I loved Spags' D too - particularly the fact that he didn't wait until halftime to start making adjustments. He started moving the chess pieces around after that first drive, and eventually, as game time elapsed and fatigue set in on both sides of the ball, hemodified his calls to maximize what he had.
To do that, you need what I called sticky cornerbacks in another thread - and to that I'd add: fast safeties. Vacate an area of the field on a LB blitz and you'd better - damned fast - have a safety there or the hot read on a choice route and experienced quarterback will eat that blitz alive.

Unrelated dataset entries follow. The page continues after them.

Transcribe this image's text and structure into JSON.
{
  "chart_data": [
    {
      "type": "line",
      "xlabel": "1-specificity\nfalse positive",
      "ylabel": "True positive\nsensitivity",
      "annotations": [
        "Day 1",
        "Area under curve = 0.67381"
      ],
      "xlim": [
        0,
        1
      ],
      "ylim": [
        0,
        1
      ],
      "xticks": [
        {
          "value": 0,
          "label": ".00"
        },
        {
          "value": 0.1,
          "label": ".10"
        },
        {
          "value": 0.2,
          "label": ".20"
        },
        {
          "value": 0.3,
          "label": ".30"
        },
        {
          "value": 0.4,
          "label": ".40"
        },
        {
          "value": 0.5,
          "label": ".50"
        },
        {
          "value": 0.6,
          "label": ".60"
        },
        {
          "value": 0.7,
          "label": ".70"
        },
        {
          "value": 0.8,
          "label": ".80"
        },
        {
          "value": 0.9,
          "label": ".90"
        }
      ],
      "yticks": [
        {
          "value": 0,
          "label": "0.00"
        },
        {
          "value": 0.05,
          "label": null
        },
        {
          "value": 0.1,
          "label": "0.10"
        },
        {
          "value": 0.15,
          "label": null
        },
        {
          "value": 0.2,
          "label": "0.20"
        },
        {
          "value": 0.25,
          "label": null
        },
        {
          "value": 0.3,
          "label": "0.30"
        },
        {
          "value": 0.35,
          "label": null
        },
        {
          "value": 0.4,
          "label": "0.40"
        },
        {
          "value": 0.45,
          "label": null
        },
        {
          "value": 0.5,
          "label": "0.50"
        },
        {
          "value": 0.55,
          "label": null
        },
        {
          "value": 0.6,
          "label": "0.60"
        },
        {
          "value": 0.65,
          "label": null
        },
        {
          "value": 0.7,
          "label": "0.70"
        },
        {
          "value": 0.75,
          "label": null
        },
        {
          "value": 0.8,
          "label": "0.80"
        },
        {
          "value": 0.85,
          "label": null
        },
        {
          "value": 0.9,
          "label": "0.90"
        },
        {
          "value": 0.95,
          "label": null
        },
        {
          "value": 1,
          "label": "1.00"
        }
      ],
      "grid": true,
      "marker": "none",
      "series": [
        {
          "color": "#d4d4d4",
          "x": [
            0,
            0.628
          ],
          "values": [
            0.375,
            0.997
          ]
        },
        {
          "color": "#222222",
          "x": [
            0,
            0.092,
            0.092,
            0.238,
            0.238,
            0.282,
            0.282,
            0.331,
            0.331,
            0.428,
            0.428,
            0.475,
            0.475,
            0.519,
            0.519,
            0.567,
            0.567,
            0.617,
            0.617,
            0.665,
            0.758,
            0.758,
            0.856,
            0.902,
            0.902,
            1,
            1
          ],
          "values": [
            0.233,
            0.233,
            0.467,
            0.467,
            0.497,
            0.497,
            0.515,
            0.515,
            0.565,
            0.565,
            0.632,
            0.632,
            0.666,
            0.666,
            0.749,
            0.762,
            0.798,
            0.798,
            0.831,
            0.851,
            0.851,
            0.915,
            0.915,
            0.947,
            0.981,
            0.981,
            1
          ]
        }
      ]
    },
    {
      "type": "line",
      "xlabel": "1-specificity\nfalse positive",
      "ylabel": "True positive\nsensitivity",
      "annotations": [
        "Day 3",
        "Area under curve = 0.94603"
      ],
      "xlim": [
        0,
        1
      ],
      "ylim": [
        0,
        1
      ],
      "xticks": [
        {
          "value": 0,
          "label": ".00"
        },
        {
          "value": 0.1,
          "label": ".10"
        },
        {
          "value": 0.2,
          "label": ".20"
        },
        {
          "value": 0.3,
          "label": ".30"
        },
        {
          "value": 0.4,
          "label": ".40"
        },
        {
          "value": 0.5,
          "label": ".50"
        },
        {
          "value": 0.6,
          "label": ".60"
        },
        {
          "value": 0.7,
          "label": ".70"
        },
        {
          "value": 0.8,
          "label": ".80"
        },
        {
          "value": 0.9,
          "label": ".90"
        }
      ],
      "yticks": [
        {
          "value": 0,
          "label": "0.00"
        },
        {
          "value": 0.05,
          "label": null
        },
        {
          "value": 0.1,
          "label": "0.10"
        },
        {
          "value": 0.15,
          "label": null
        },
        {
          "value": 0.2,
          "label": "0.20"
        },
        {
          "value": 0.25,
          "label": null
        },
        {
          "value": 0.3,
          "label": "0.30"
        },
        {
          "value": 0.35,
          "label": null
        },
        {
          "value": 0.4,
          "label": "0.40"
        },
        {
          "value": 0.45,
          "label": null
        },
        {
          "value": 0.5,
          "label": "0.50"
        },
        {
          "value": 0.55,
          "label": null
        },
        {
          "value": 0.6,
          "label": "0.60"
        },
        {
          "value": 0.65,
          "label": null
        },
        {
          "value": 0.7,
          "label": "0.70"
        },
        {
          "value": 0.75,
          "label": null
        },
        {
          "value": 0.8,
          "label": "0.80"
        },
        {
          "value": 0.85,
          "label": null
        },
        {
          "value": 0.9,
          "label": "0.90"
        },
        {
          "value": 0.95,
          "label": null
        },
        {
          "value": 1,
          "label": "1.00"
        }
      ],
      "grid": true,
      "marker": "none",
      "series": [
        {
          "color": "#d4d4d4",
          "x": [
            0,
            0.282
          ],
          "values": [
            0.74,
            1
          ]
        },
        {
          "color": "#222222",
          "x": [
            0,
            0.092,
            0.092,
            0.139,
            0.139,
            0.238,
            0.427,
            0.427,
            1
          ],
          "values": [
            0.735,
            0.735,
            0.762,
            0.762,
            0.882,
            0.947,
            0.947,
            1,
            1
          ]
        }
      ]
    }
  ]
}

Safety blitz? Adrian Wilson of the Cards a few years ago would sprint unexpectedly from his safety slot, with no pre-snap giveaways, hit a hole and be in the QB's lap for a sack or disrupted play a couple of times a game. Sometimes he'd fake it and drop into coverage - wnhatever, the opposing OC had to think about him.
Risk and reward - and the risk ain't worth it unless you have the defensive backfield to make it work.
And the Rams don't. Tomlinson could be that sticky CB
IF he (ever) learns not to be an overly aggressive penalty generator. Last year he was - what - i penalty per six snaps? Can't have that.
We'll see how much Shula can do with what he has, and how much personnel help he gets in the off season.